To its everlasting credit, "Wynonna Earp" also happens to be easy to pick up if you haven’t seen the first season, which is an increasingly rare and underappreciated quality in series these days, and certainly welcome on Friday nights. (That said, do not deny yourself the pleasure of watching season 1.)

The basic outline for the uninitiated viewer is this: Wynonna Earp, played by Melanie Scrofano, resides in the town of Purgatory, a place where her family has lived for several generations. The Earps are not a beloved clan in Purgatory due to their habit of attracting Revenants, outlaws gunned down by their ancestor Wyatt Earp and resurrected by a curse.

Scrofano lends a hardened and slightly feral swagger to Wynonna that’s vastly entertaining, particularly in the scenes where she allows Wynonna to match the overwhelming resentment Purgatory's denizens spew in her direction with an equally powerful attitude of having zero Fs to give. Wynonna drinks as much as she wants, screws whomever she wants, and simply does not care what anyone thinks. Being a pariah can be its own superpower.

But Wynonna is Wyatt Earp’s heir and the only person who can wield Peacemaker, a supernatural pistol that sends demons to their final resting place. If you’re saying to yourself, “that sounds a lot like a certain vampire slayer,” why yes. “Wynonna Earp” and the Whedonesque traits displayed by its heroine are intentional.

Showrunner Emily Andras played with the “Buffy” archetype somewhat in a previous adventure hour, the Canadian import “Lost Girl” (“Wynonna Earp” also originated as a comic book series). But plainly Purgatory has characteristics that are downright Hellmouthy. Wynonna has a team around her that includes an immortal Doc Holliday (Tim Rozon) and a geeky sister named Waverly (Dominique Provost-Chalkley), who is in love with a deputy from Purgatory’s sheriff’s office named Nicole (Katherine Barrell).

Wynonna and the crew currently answer to a special law enforcement division called Black Badge that paired her up with a U.S. Marshal named Xavier Dolls (Shamier Anderson); when the agency turned on him Wynonna broke him out and forced him to head out on the lam. In this place they’ve brought in a scientist named Jeremy (Varun Saranga).

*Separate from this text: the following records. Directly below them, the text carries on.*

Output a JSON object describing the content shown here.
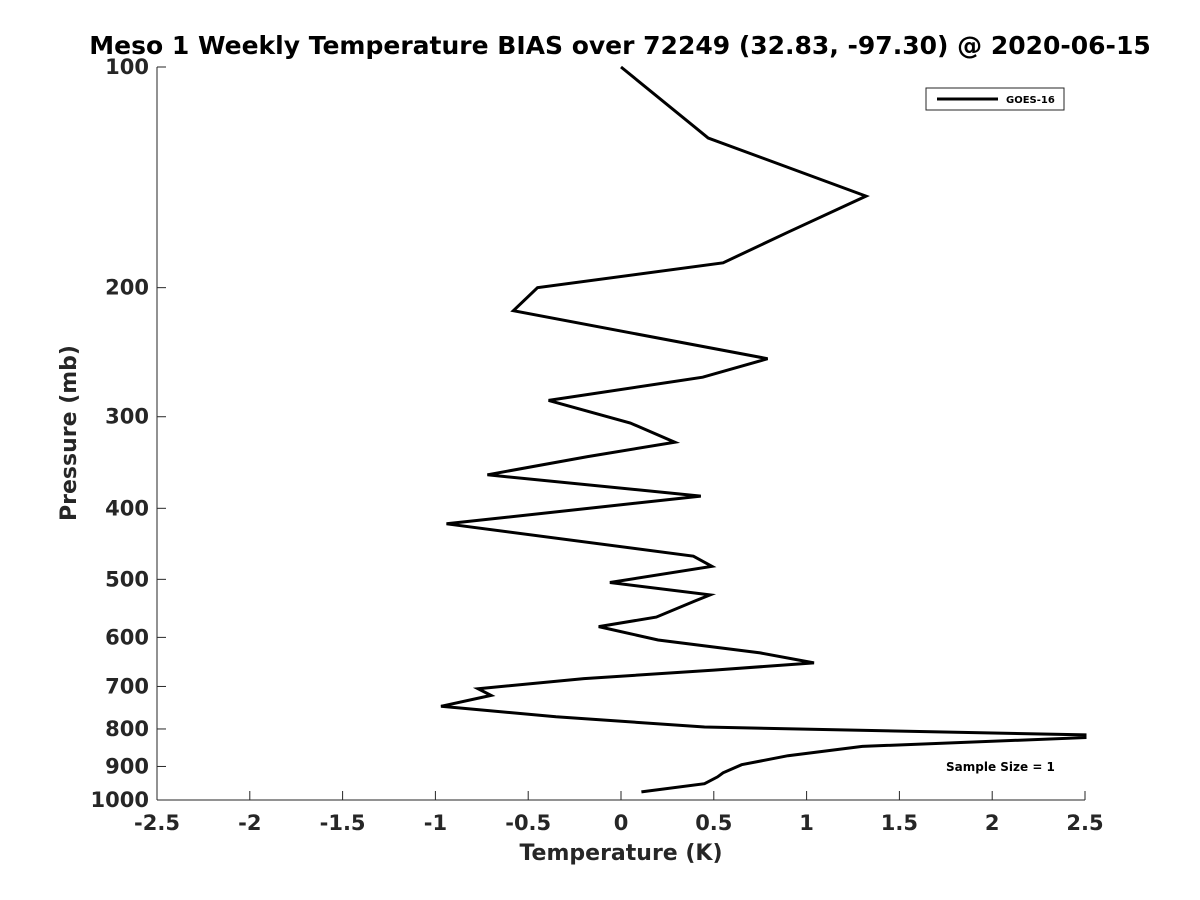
{
  "chart_data": {
    "type": "line",
    "title": "Meso 1 Weekly Temperature BIAS over 72249 (32.83, -97.30) @ 2020-06-15",
    "xlabel": "Temperature (K)",
    "ylabel": "Pressure (mb)",
    "xlim": [
      -2.5,
      2.5
    ],
    "ylim": [
      100,
      1000
    ],
    "y_scale": "log",
    "y_reversed": true,
    "xticks": [
      "-2.5",
      "-2",
      "-1.5",
      "-1",
      "-0.5",
      "0",
      "0.5",
      "1",
      "1.5",
      "2",
      "2.5"
    ],
    "yticks": [
      "100",
      "200",
      "300",
      "400",
      "500",
      "600",
      "700",
      "800",
      "900",
      "1000"
    ],
    "grid": false,
    "legend_position": "top-right",
    "annotation": "Sample Size = 1",
    "color": "#000000",
    "series": [
      {
        "name": "GOES-16",
        "points": [
          {
            "t": 0.0,
            "p": 100
          },
          {
            "t": 0.47,
            "p": 125
          },
          {
            "t": 1.32,
            "p": 150
          },
          {
            "t": 0.9,
            "p": 168
          },
          {
            "t": 0.55,
            "p": 185
          },
          {
            "t": -0.45,
            "p": 200
          },
          {
            "t": -0.58,
            "p": 215
          },
          {
            "t": 0.79,
            "p": 250
          },
          {
            "t": 0.44,
            "p": 265
          },
          {
            "t": -0.39,
            "p": 285
          },
          {
            "t": 0.05,
            "p": 306
          },
          {
            "t": 0.29,
            "p": 325
          },
          {
            "t": -0.18,
            "p": 340
          },
          {
            "t": -0.72,
            "p": 360
          },
          {
            "t": 0.43,
            "p": 385
          },
          {
            "t": -0.94,
            "p": 420
          },
          {
            "t": 0.39,
            "p": 465
          },
          {
            "t": 0.49,
            "p": 480
          },
          {
            "t": -0.06,
            "p": 505
          },
          {
            "t": 0.48,
            "p": 525
          },
          {
            "t": 0.4,
            "p": 535
          },
          {
            "t": 0.19,
            "p": 563
          },
          {
            "t": -0.12,
            "p": 580
          },
          {
            "t": 0.2,
            "p": 605
          },
          {
            "t": 0.75,
            "p": 630
          },
          {
            "t": 1.04,
            "p": 650
          },
          {
            "t": 0.5,
            "p": 665
          },
          {
            "t": -0.2,
            "p": 683
          },
          {
            "t": -0.77,
            "p": 705
          },
          {
            "t": -0.7,
            "p": 720
          },
          {
            "t": -0.97,
            "p": 745
          },
          {
            "t": -0.35,
            "p": 770
          },
          {
            "t": 0.45,
            "p": 795
          },
          {
            "t": 2.5,
            "p": 815
          },
          {
            "t": 2.5,
            "p": 822
          },
          {
            "t": 1.3,
            "p": 845
          },
          {
            "t": 0.9,
            "p": 870
          },
          {
            "t": 0.65,
            "p": 895
          },
          {
            "t": 0.55,
            "p": 918
          },
          {
            "t": 0.52,
            "p": 930
          },
          {
            "t": 0.45,
            "p": 950
          },
          {
            "t": 0.11,
            "p": 975
          }
        ]
      }
    ]
  }
}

Beyond that, all a person needs to do is settle in to enjoy a breezy hour of Earp-on-monster violence and a developing subplot that threatens the life — and the very soul — of someone Wynonna holds dear.

Much of the show’s winning spirit rests in its exploration of family loyalty and the popular conviction that one’s blood and dynastic ties compel one to fulfill a prescribed destiny. And that’s a theme the series shares somewhat with “Wonder Woman,” although where Diana fervidly embraces her destiny, Wynonna accepts her quest with a lot less enthusiasm.

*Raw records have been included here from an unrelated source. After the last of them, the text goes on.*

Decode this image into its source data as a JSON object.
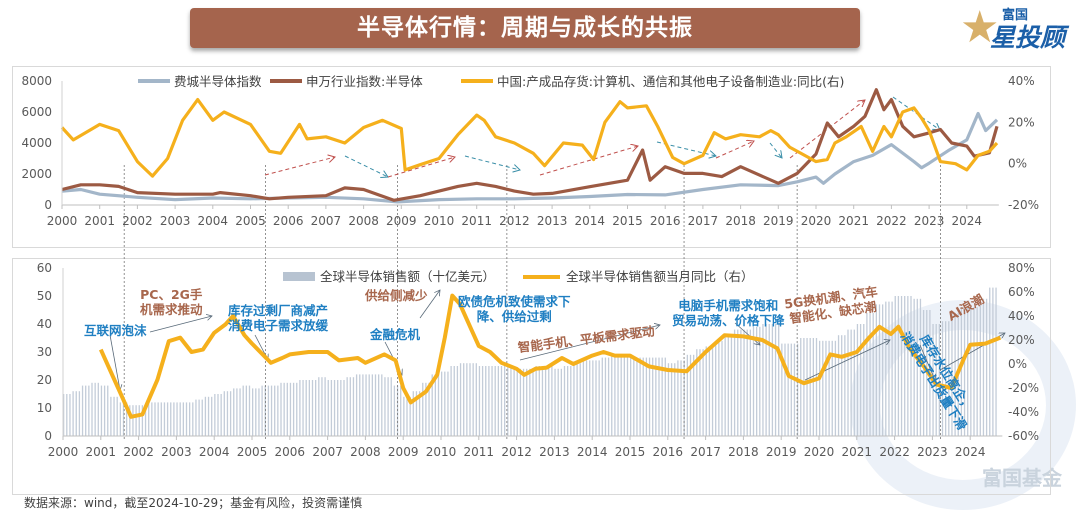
{
  "header": {
    "title": "半导体行情：周期与成长的共振"
  },
  "logo": {
    "line1": "富国",
    "line2": "星投顾"
  },
  "watermark": "富国基金",
  "footer": "数据来源：wind，截至2024-10-29；基金有风险，投资需谨慎",
  "colors": {
    "sox": "#a3b6c9",
    "sw": "#9c5a43",
    "yellow": "#f5b01c",
    "bars": "#c3ccd8",
    "blue_text": "#1f7fc2",
    "brown_text": "#a8674d",
    "banner": "#a5644d"
  },
  "chart_data": [
    {
      "type": "line",
      "xlim": [
        2000,
        2024.85
      ],
      "x_ticks": [
        "2000",
        "2001",
        "2002",
        "2003",
        "2004",
        "2005",
        "2006",
        "2007",
        "2008",
        "2009",
        "2010",
        "2011",
        "2012",
        "2013",
        "2014",
        "2015",
        "2016",
        "2017",
        "2018",
        "2019",
        "2020",
        "2021",
        "2022",
        "2023",
        "2024"
      ],
      "y_left_ticks": [
        "0",
        "2000",
        "4000",
        "6000",
        "8000"
      ],
      "ylim_left": [
        0,
        8000
      ],
      "y_right_ticks": [
        "-20%",
        "0%",
        "20%",
        "40%"
      ],
      "ylim_right": [
        -20,
        40
      ],
      "grid": false,
      "legend_position": "top",
      "series": [
        {
          "name": "费城半导体指数",
          "axis": "left",
          "x": [
            2000,
            2000.5,
            2001,
            2002,
            2003,
            2004,
            2005,
            2006,
            2007,
            2008,
            2008.9,
            2010,
            2011,
            2012,
            2013,
            2014,
            2015,
            2016,
            2017,
            2018,
            2019,
            2019.5,
            2020,
            2020.2,
            2020.5,
            2021,
            2021.5,
            2022,
            2022.6,
            2022.8,
            2023,
            2023.5,
            2024,
            2024.3,
            2024.5,
            2024.8
          ],
          "y": [
            900,
            1000,
            700,
            500,
            350,
            450,
            400,
            450,
            500,
            400,
            200,
            350,
            400,
            400,
            450,
            550,
            680,
            650,
            1000,
            1300,
            1250,
            1500,
            1800,
            1400,
            2000,
            2800,
            3200,
            3900,
            2800,
            2400,
            2700,
            3500,
            4200,
            5900,
            4800,
            5500
          ]
        },
        {
          "name": "申万行业指数:半导体",
          "axis": "left",
          "x": [
            2000,
            2000.5,
            2001,
            2001.5,
            2002,
            2003,
            2004,
            2004.2,
            2005,
            2005.5,
            2006,
            2007,
            2007.5,
            2008,
            2008.8,
            2009.5,
            2010,
            2010.5,
            2011,
            2011.5,
            2012,
            2012.5,
            2013,
            2014,
            2015,
            2015.4,
            2015.6,
            2016,
            2016.5,
            2017,
            2017.5,
            2018,
            2018.5,
            2019,
            2019.5,
            2020,
            2020.3,
            2020.6,
            2021,
            2021.3,
            2021.6,
            2021.8,
            2022,
            2022.3,
            2022.6,
            2023,
            2023.3,
            2023.6,
            2024,
            2024.2,
            2024.6,
            2024.8
          ],
          "y": [
            1000,
            1300,
            1300,
            1200,
            800,
            700,
            700,
            800,
            600,
            400,
            500,
            600,
            1100,
            1000,
            300,
            600,
            900,
            1200,
            1400,
            1200,
            900,
            700,
            750,
            1180,
            1600,
            3550,
            1600,
            2470,
            2040,
            2040,
            1830,
            2470,
            1930,
            1400,
            2040,
            3290,
            5290,
            4400,
            5080,
            5720,
            7440,
            6150,
            6800,
            5080,
            4400,
            4650,
            4870,
            4000,
            3800,
            3150,
            3370,
            5080
          ]
        },
        {
          "name": "中国:产成品存货:计算机、通信和其他电子设备制造业:同比(右)",
          "axis": "right",
          "x": [
            2000,
            2000.3,
            2001,
            2001.5,
            2002,
            2002.4,
            2002.8,
            2003.2,
            2003.6,
            2004,
            2004.3,
            2005,
            2005.5,
            2005.8,
            2006.3,
            2006.5,
            2007,
            2007.5,
            2008,
            2008.5,
            2009,
            2009.1,
            2009.5,
            2010,
            2010.5,
            2011,
            2011.2,
            2011.5,
            2012,
            2012.5,
            2012.8,
            2013.3,
            2013.8,
            2014.1,
            2014.4,
            2014.8,
            2015,
            2015.5,
            2015.8,
            2016.2,
            2016.5,
            2017,
            2017.3,
            2017.6,
            2018,
            2018.5,
            2018.8,
            2019,
            2019.3,
            2019.7,
            2020,
            2020.3,
            2020.5,
            2020.8,
            2021.2,
            2021.5,
            2021.8,
            2022,
            2022.3,
            2022.6,
            2022.8,
            2023,
            2023.3,
            2023.7,
            2024,
            2024.3,
            2024.6,
            2024.8
          ],
          "y": [
            17.5,
            11.5,
            19,
            16,
            1,
            -6,
            2.5,
            21,
            31,
            21,
            25,
            19,
            6,
            5,
            19,
            12,
            13,
            10,
            17.5,
            21,
            17,
            -3,
            -0.5,
            2.5,
            14,
            23.5,
            21,
            13,
            10,
            5,
            -1,
            10,
            9,
            2,
            20,
            30,
            27,
            28,
            18,
            3,
            0,
            4,
            15,
            12,
            14,
            13,
            16,
            14,
            8,
            4,
            1,
            2,
            10,
            13,
            18,
            6,
            18,
            13,
            25,
            27,
            22,
            16,
            1,
            0,
            -3,
            4,
            6,
            10
          ]
        }
      ],
      "event_years": [
        2001.65,
        2005.4,
        2008.9,
        2011.8,
        2016.5,
        2019.5,
        2023.3
      ]
    },
    {
      "type": "bar+line",
      "xlim": [
        2000,
        2024.85
      ],
      "x_ticks": [
        "2000",
        "2001",
        "2002",
        "2003",
        "2004",
        "2005",
        "2006",
        "2007",
        "2008",
        "2009",
        "2010",
        "2011",
        "2012",
        "2013",
        "2014",
        "2015",
        "2016",
        "2017",
        "2018",
        "2019",
        "2020",
        "2021",
        "2022",
        "2023",
        "2024"
      ],
      "y_left_ticks": [
        "0",
        "10",
        "20",
        "30",
        "40",
        "50",
        "60"
      ],
      "ylim_left": [
        0,
        60
      ],
      "y_right_ticks": [
        "-60%",
        "-40%",
        "-20%",
        "0%",
        "20%",
        "40%",
        "60%",
        "80%"
      ],
      "ylim_right": [
        -60,
        80
      ],
      "grid": false,
      "legend_position": "top-right",
      "series": [
        {
          "name": "全球半导体销售额（十亿美元）",
          "type": "bar",
          "axis": "left",
          "x_start": 2000,
          "x_step": 0.25,
          "values": [
            15,
            16,
            18,
            19,
            18,
            14,
            12,
            11,
            11,
            12,
            12,
            12,
            12,
            12,
            13,
            14,
            15,
            16,
            17,
            18,
            17,
            18,
            18,
            19,
            19,
            20,
            20,
            21,
            20,
            20,
            21,
            22,
            22,
            22,
            21,
            18,
            14,
            16,
            19,
            22,
            23,
            25,
            26,
            26,
            25,
            25,
            25,
            25,
            24,
            24,
            25,
            25,
            24,
            25,
            26,
            27,
            27,
            28,
            29,
            29,
            28,
            28,
            28,
            28,
            26,
            27,
            29,
            31,
            32,
            34,
            36,
            38,
            38,
            39,
            40,
            40,
            33,
            33,
            35,
            35,
            34,
            34,
            36,
            38,
            40,
            44,
            47,
            48,
            50,
            50,
            49,
            45,
            40,
            41,
            44,
            46,
            46,
            49,
            53
          ]
        },
        {
          "name": "全球半导体销售额当月同比（右）",
          "type": "line",
          "axis": "right",
          "x": [
            2001.0,
            2001.5,
            2001.8,
            2002.1,
            2002.5,
            2002.8,
            2003.1,
            2003.4,
            2003.7,
            2004,
            2004.3,
            2004.5,
            2004.8,
            2005,
            2005.5,
            2005.8,
            2006,
            2006.5,
            2007,
            2007.3,
            2007.8,
            2008,
            2008.5,
            2008.8,
            2009.0,
            2009.2,
            2009.6,
            2009.9,
            2010.1,
            2010.3,
            2010.5,
            2010.8,
            2011,
            2011.3,
            2011.6,
            2012,
            2012.2,
            2012.5,
            2012.8,
            2013.2,
            2013.5,
            2014,
            2014.3,
            2014.6,
            2015,
            2015.5,
            2016,
            2016.5,
            2017,
            2017.5,
            2018,
            2018.5,
            2018.9,
            2019.2,
            2019.6,
            2020,
            2020.3,
            2020.6,
            2021,
            2021.3,
            2021.6,
            2021.9,
            2022.1,
            2022.4,
            2022.8,
            2023.1,
            2023.5,
            2023.8,
            2024,
            2024.4,
            2024.8
          ],
          "y": [
            12,
            -23,
            -44,
            -42,
            -13,
            19,
            22,
            10,
            12,
            26,
            33,
            40,
            24,
            17,
            1,
            5,
            8,
            10,
            10,
            3,
            5,
            1,
            8,
            3,
            -20,
            -32,
            -23,
            -9,
            22,
            57,
            50,
            29,
            15,
            10,
            1,
            -4,
            -9,
            -4,
            -3,
            5,
            0,
            7,
            10,
            7,
            7,
            -2,
            -5,
            -6,
            10,
            24,
            23,
            20,
            13,
            -10,
            -16,
            -12,
            8,
            6,
            10,
            21,
            31,
            25,
            31,
            13,
            -3,
            -17,
            -20,
            2,
            16,
            17,
            22
          ]
        }
      ],
      "annotations": [
        {
          "lines": [
            "互联网泡沫"
          ],
          "color": "blue"
        },
        {
          "lines": [
            "PC、2G手",
            "机需求推动"
          ],
          "color": "brown"
        },
        {
          "lines": [
            "库存过剩厂商减产",
            "消费电子需求放缓"
          ],
          "color": "blue"
        },
        {
          "lines": [
            "金融危机"
          ],
          "color": "blue"
        },
        {
          "lines": [
            "供给侧减少"
          ],
          "color": "brown"
        },
        {
          "lines": [
            "欧债危机致使需求下",
            "降、供给过剩"
          ],
          "color": "blue"
        },
        {
          "lines": [
            "智能手机、平板需求驱动"
          ],
          "color": "brown"
        },
        {
          "lines": [
            "电脑手机需求饱和",
            "贸易动荡、价格下降"
          ],
          "color": "blue"
        },
        {
          "lines": [
            "5G换机潮、汽车",
            "智能化、缺芯潮"
          ],
          "color": "brown"
        },
        {
          "lines": [
            "库存水位高企，",
            "消费电子出货量下滑"
          ],
          "color": "blue"
        },
        {
          "lines": [
            "AI浪潮"
          ],
          "color": "brown"
        }
      ]
    }
  ]
}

On the other hand, Wynonna fights demons because she’s good at it, and because the challenge thrills her. And the story of “Wynonna Earp” conveys the sense that when these battles are through, she’ll be delighted to hang up Peacemaker and journey off into the sunset to enjoy a life free of anxiety over when the next attack will come and which form it will take. That’s a dream I’m guessing a lot of us can relate to.